Trackback URL | Comments RSS Feed

  1. Uschi Höllinger sagt:

    Stimme größtenteils zu, es gibt keine Poblempferde, sondern Problemreiter, was meist gleichbedeutend ist mit fehlender Erfahrung, Überschätzung des eigenen Könnens bei gleichzeitiger Unterschätzung der Schwierigkeiten bei der Pferdeausbildung. Man kauft sich heute junge Pferde wie einen Schosshund, sprich ohne selbst wenigstens das ein oder andere Jahr gelernt zu haben. Dann ist man schnell am Ende der Fahnenstange angelangt und schiebt die Schuld aufs Pferd, wenns nicht mehr geht. Aber Schuld ist nie das Pferd, sondern IMMER der Ausbilder, sprich Besitzer. Und hier sehe ich meine einzige echte Meinungsabweichung zum Artikel: es gibt keine pubertären Jahre des Pferdes, dennoch gibt es eine lange Durststrecke zwischen dem ersten anreiten und der echten Durchlässigkeit, sprich, bis ein Pferd ein echtes ausgebildetes Pferd ist. Pferde sind gerade anfangs super lernfähig, dann meint man nach ein paar Wochen oder Monaten, es klappt ja alles super und macht dies und jenes noch . Und dann ist das Pferd überfordert, denn die ganzen Lerninhalte der ersten Zeit sind noch nicht gefestigt, das dauert Jahre, bis sich das gesetzt hat, das ist genau wie bei Kindern. Drum scheitern viele, nachdem das Pferd gerade gut angeritten ist – sie überfordern das Pferd. Naja, und dann machen die Gurus ein super Geschäft draus, da sollte man auch nicht zu traurig sein, dass die den arroganten Möchtegernreitern das Geld aus der Tasche ziehen, das nennt man dann „Lehrgeld zahlen“…. ist allerdings recht nervig, wenn man von irgendwelchen lernunwilligen und beratungsresistenten Nichtkönnern stets hören muss, was sie ach für ein schwieriges Pferd hätten, und was ich für ein Glück habe, dass meines so brav ist – ich sag dazu inzwischen nur noch : „Wie der Herr, so’s Gescherr“.
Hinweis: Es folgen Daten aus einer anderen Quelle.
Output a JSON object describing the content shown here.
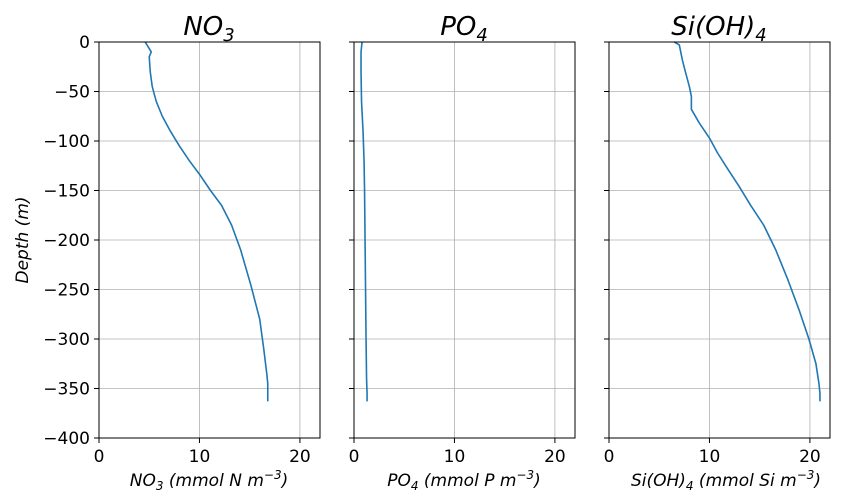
{
  "chart_data": [
    {
      "type": "line",
      "title": "NO3",
      "title_sub": "3",
      "xlabel": "NO3 (mmol N m-3)",
      "ylabel": "Depth (m)",
      "xlim": [
        0,
        22
      ],
      "ylim": [
        -400,
        0
      ],
      "xticks": [
        0,
        10,
        20
      ],
      "yticks": [
        0,
        -50,
        -100,
        -150,
        -200,
        -250,
        -300,
        -350,
        -400
      ],
      "grid": true,
      "color": "#1f77b4",
      "series": [
        {
          "x": [
            4.6,
            4.9,
            5.2,
            5.0,
            5.1,
            5.3,
            5.7,
            6.3,
            7.1,
            8.0,
            9.0,
            10.1,
            11.1,
            12.2,
            13.2,
            14.1,
            15.1,
            16.0,
            16.4,
            16.7,
            16.8,
            16.8
          ],
          "y": [
            0,
            -5,
            -10,
            -15,
            -30,
            -45,
            -60,
            -75,
            -90,
            -105,
            -120,
            -135,
            -150,
            -165,
            -185,
            -210,
            -245,
            -280,
            -310,
            -335,
            -345,
            -363
          ]
        }
      ]
    },
    {
      "type": "line",
      "title": "PO4",
      "xlabel": "PO4 (mmol P m-3)",
      "xlim": [
        0,
        22
      ],
      "ylim": [
        -400,
        0
      ],
      "xticks": [
        0,
        10,
        20
      ],
      "grid": true,
      "color": "#1f77b4",
      "series": [
        {
          "x": [
            0.8,
            0.7,
            0.7,
            0.75,
            0.9,
            1.0,
            1.05,
            1.1,
            1.15,
            1.2,
            1.25,
            1.3,
            1.3
          ],
          "y": [
            0,
            -10,
            -30,
            -60,
            -90,
            -120,
            -150,
            -200,
            -250,
            -300,
            -340,
            -355,
            -363
          ]
        }
      ]
    },
    {
      "type": "line",
      "title": "Si(OH)4",
      "xlabel": "Si(OH)4 (mmol Si m-3)",
      "xlim": [
        0,
        22
      ],
      "ylim": [
        -400,
        0
      ],
      "xticks": [
        0,
        10,
        20
      ],
      "grid": true,
      "color": "#1f77b4",
      "series": [
        {
          "x": [
            6.5,
            7.0,
            7.1,
            7.3,
            7.6,
            8.0,
            8.2,
            8.2,
            8.2,
            9.0,
            10.0,
            10.8,
            11.8,
            12.9,
            14.1,
            15.4,
            16.6,
            17.8,
            18.9,
            19.9,
            20.6,
            20.9,
            21.0,
            21.0
          ],
          "y": [
            0,
            -3,
            -8,
            -18,
            -30,
            -45,
            -55,
            -67,
            -68,
            -82,
            -97,
            -112,
            -128,
            -145,
            -165,
            -185,
            -210,
            -240,
            -270,
            -300,
            -325,
            -345,
            -355,
            -363
          ]
        }
      ]
    }
  ],
  "texts": {
    "panel_1": {
      "title_main": "NO",
      "title_sub": "3",
      "xlabel_pre": "NO",
      "xlabel_sub": "3",
      "xlabel_post": " (mmol N m",
      "xlabel_sup": "−3",
      "xlabel_end": ")"
    },
    "panel_2": {
      "title_main": "PO",
      "title_sub": "4",
      "xlabel_pre": "PO",
      "xlabel_sub": "4",
      "xlabel_post": " (mmol P m",
      "xlabel_sup": "−3",
      "xlabel_end": ")"
    },
    "panel_3": {
      "title_main": "Si(OH)",
      "title_sub": "4",
      "xlabel_pre": "Si(OH)",
      "xlabel_sub": "4",
      "xlabel_post": " (mmol Si m",
      "xlabel_sup": "−3",
      "xlabel_end": ")"
    },
    "ylabel": "Depth (m)"
  }
}
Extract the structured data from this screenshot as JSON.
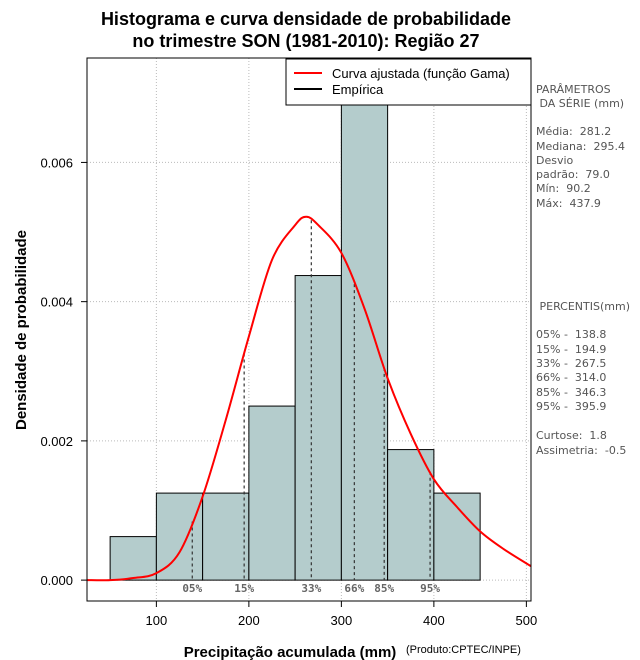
{
  "chart_data": {
    "type": "histogram",
    "title_line1": "Histograma e curva densidade de probabilidade",
    "title_line2": "no trimestre SON (1981-2010): Região 27",
    "xlabel": "Precipitação acumulada (mm)",
    "ylabel": "Densidade de probabilidade",
    "credit": "(Produto:CPTEC/INPE)",
    "xlim": [
      25,
      505
    ],
    "ylim": [
      -0.0003,
      0.0075
    ],
    "x_ticks": [
      100,
      200,
      300,
      400,
      500
    ],
    "y_ticks": [
      0.0,
      0.002,
      0.004,
      0.006
    ],
    "y_tick_labels": [
      "0.000",
      "0.002",
      "0.004",
      "0.006"
    ],
    "bins": [
      {
        "from": 50,
        "to": 100,
        "density": 0.000625
      },
      {
        "from": 100,
        "to": 150,
        "density": 0.00125
      },
      {
        "from": 150,
        "to": 200,
        "density": 0.00125
      },
      {
        "from": 200,
        "to": 250,
        "density": 0.0025
      },
      {
        "from": 250,
        "to": 300,
        "density": 0.004375
      },
      {
        "from": 300,
        "to": 350,
        "density": 0.006875
      },
      {
        "from": 350,
        "to": 400,
        "density": 0.001875
      },
      {
        "from": 400,
        "to": 450,
        "density": 0.00125
      }
    ],
    "fitted_curve": {
      "name": "Curva ajustada (função Gama)",
      "color": "#ff0000",
      "x": [
        25,
        50,
        75,
        100,
        125,
        150,
        175,
        200,
        225,
        250,
        262,
        275,
        300,
        325,
        350,
        375,
        400,
        425,
        450,
        475,
        505
      ],
      "y": [
        0.0,
        0.0,
        3e-05,
        0.0001,
        0.0004,
        0.0012,
        0.0023,
        0.0035,
        0.0046,
        0.0051,
        0.00522,
        0.0051,
        0.0047,
        0.0039,
        0.0029,
        0.0021,
        0.00145,
        0.00105,
        0.0007,
        0.00045,
        0.0002
      ]
    },
    "legend": {
      "position": "top-right",
      "items": [
        {
          "label": "Curva ajustada (função Gama)",
          "color": "#ff0000"
        },
        {
          "label": "Empírica",
          "color": "#000000"
        }
      ]
    },
    "percentile_lines": [
      {
        "label": "05%",
        "value": 138.8
      },
      {
        "label": "15%",
        "value": 194.9
      },
      {
        "label": "33%",
        "value": 267.5
      },
      {
        "label": "66%",
        "value": 314.0
      },
      {
        "label": "85%",
        "value": 346.3
      },
      {
        "label": "95%",
        "value": 395.9
      }
    ],
    "colors": {
      "bar_fill": "#b4cccc",
      "bar_stroke": "#000000",
      "grid": "#bbbbbb",
      "percentile_text": "#666666"
    }
  },
  "side_panel": {
    "params_heading_1": "PARÂMETROS",
    "params_heading_2": " DA SÉRIE (mm)",
    "media": "Média:  281.2",
    "mediana": "Mediana:  295.4",
    "desvio_1": "Desvio",
    "desvio_2": "padrão:  79.0",
    "minimo": "Mín:  90.2",
    "maximo": "Máx:  437.9",
    "percentis_heading": " PERCENTIS(mm)",
    "p05": "05% -  138.8",
    "p15": "15% -  194.9",
    "p33": "33% -  267.5",
    "p66": "66% -  314.0",
    "p85": "85% -  346.3",
    "p95": "95% -  395.9",
    "curtose": "Curtose:  1.8",
    "assimetria": "Assimetria:  -0.5"
  }
}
  2. Dieser Bericht spricht mir aus dem Herzen !
    Seit 35 Jahren arbeite ich als Fachspezialist für die psychologische Korrektur und Betreuung von Pferden mit Schwerpunkt Problempferde, hierzu setze ich etwa 1 Drittel für die Arbeit am Pferd und 2 Drittel am Reiter/Besitzer ein. Methoden gibt es dazu nicht, dazu sind Pferd und Situationen zu vielfältig, und die Wissenschaft ist noch längst nicht am Ende ihrer Forschung.
    Die Pferde, die wir kennen, sind lediglich die Verfälschungen des ursprünglichen Pferdes durch den Menschen, deren Verhalten nun in Methoden zu packen erscheint mir fast schon krimminell!
    Beschützen und Behüten ist ein Naturgesetz auf unserem Planet und ist die Grundlage für ein mögliches Zusammenleben, Bekämpfen und Besiegen schafft Gegner und Feinde…die größten Fähigkeiten des Menschen, deshalb soviele Methoden und Gurus!
    In meiner Arbeit mit sogenannten Problempferden steht die Rehabilitation des Pferdes und der Unterricht am Mensch im Vordergrund, das Verständnis für die Handlungsweisen eines Pferdes ist die Grundlage um Pferdegerecht richtig handeln zu können und das Wissen vom Wesen der Pferde.